A borracharia

Tudo evolui no Brasil. Menos a borracharia. Já notou? São exatamente iguais as borracharias da nossa infância, quando íamos lá com nossos pais. Inclusive os borracheiros parecem ser os mesmos. Parecem feitos de borracha, não envelhecem.

Há algumas décadas não devem mais nascer garotos que dizem: vou ser borracheiro quando crescer. Para cada borracharia existem dois borracheiros. Um mais velho (que é para quem você vai pagar no final do serviço) e o mais jovem (que é quem pega no duro).

Duvido que alguém já viu uma borracharia limpa. Para ser uma boa borracharia ela deve ser imunda. Não é suja, é imunda mesmo. Assim como os borracheiros. Eles não lavam as calças e as camisetas há séculos.

Não há lugar para se sentar. Jamais. Você tem que ficar em pé esperando o serviço. E acompanhando atentamente.

A coisa começa na porrada, literalmente. Um super-martelo e o cara bate pra valer no nosso pneu para tirar a câmera de ar e, com uma alavanca vai girando o pé com uma maestria invejável. E tira para fora aquela coisa mole, cinza, morta. E furada.

Todas as borracharias têm a sua banheira, é claro. Uma banheira que um dia – imagino – foi branca. Se você quer saber a cor de um burro quando foge, é aquela ali. Entre cinza e marrom. E a água onde vai ser enfiada a câmera de ar? Que cor é aquela? E onde foi que o sujeito arrumou a banheira? Comprou especialmente para aquele serviço, aquela serventia? Mas é eficiente. Logo vemos as bolhinhas de ar subindo pelo furo. O borracheiro coloca o dedo no furinho e te olha. Apenas olha. Todo mundo entende aquele olhar.

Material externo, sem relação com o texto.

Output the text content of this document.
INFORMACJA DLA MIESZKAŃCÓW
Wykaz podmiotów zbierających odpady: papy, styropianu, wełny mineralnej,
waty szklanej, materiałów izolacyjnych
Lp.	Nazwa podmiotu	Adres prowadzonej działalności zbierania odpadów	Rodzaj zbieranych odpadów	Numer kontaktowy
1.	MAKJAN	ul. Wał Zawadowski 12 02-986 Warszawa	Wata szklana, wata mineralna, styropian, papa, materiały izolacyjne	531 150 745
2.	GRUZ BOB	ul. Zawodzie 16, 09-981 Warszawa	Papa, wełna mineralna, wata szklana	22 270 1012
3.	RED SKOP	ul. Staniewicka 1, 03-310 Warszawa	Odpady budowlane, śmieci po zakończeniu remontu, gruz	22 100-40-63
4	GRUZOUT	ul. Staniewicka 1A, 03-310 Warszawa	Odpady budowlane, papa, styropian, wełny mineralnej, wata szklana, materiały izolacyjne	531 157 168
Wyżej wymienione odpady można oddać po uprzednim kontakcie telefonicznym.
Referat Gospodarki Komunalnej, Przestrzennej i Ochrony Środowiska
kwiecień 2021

Neste momento eu pergunto: os pneus já existem há mais de cem anos. Ninguém se deu ao trabalho de inventar uma outra engenhoca para descobrir onde fica o furo?

Aí ele saiu pingando com a nossa câmera de ar pelo chão, notadamente nos nossos sapatos. Enxuga. Coloca numa máquina de tortura, passa uma cola e junto um pedacinho de borracha. Comprime aquilo. Chega a doer. Aquilo esquenta, sai fumacinha.

É o momento de olharmos as mulheres peladas (e já sujas) pelas paredes. Calendários dos anos 90 e até oitenta. Mocinhas que hoje já devem ser avós, ali, testemunhas discretas de nossos furos.

Tem também um jornal de esportes do dia por aqui, cheio de impressões digitais. Não dá mais para ler as notícias que ficam à direita e à esquerda da página. Sentar, nem pensar. Agora ele enche de novo a câmera. Mais do que a gente imagina. A impressão é que aquilo vai estourar no nosso rosto. Mas – incrível – não estoura.

Enfia na banheira de novo. Esvazia e enche pela terceira vez. Ao se ajeitar lá dentro, a borracha dá um inesperado estouro e se acomoda. Coloca o bico no lugar. Pega um aparelhinho e vê a pressão. Tudo isso muito rápido, com muita eficiência, sem cursar nenhuma faculdade. Mas você sente que o cara é competente, é pós-graduado.

É aí que ele pega o nosso estepe e balança a cabeça negativamente. Você entende, o estepe está mesmo pela hora da aposentadoria. Negocia ali na calçada enquanto coloca o pneu no lugar. Você acaba comprando outro estepe.

Mas só quando você chega em casa é que você percebe que também está todo sujo, apesar de não sentar e nem encostar  em nada.

E pensa naqueles dois que te salvaram a vida. Admiro estes homens. São meus heróis.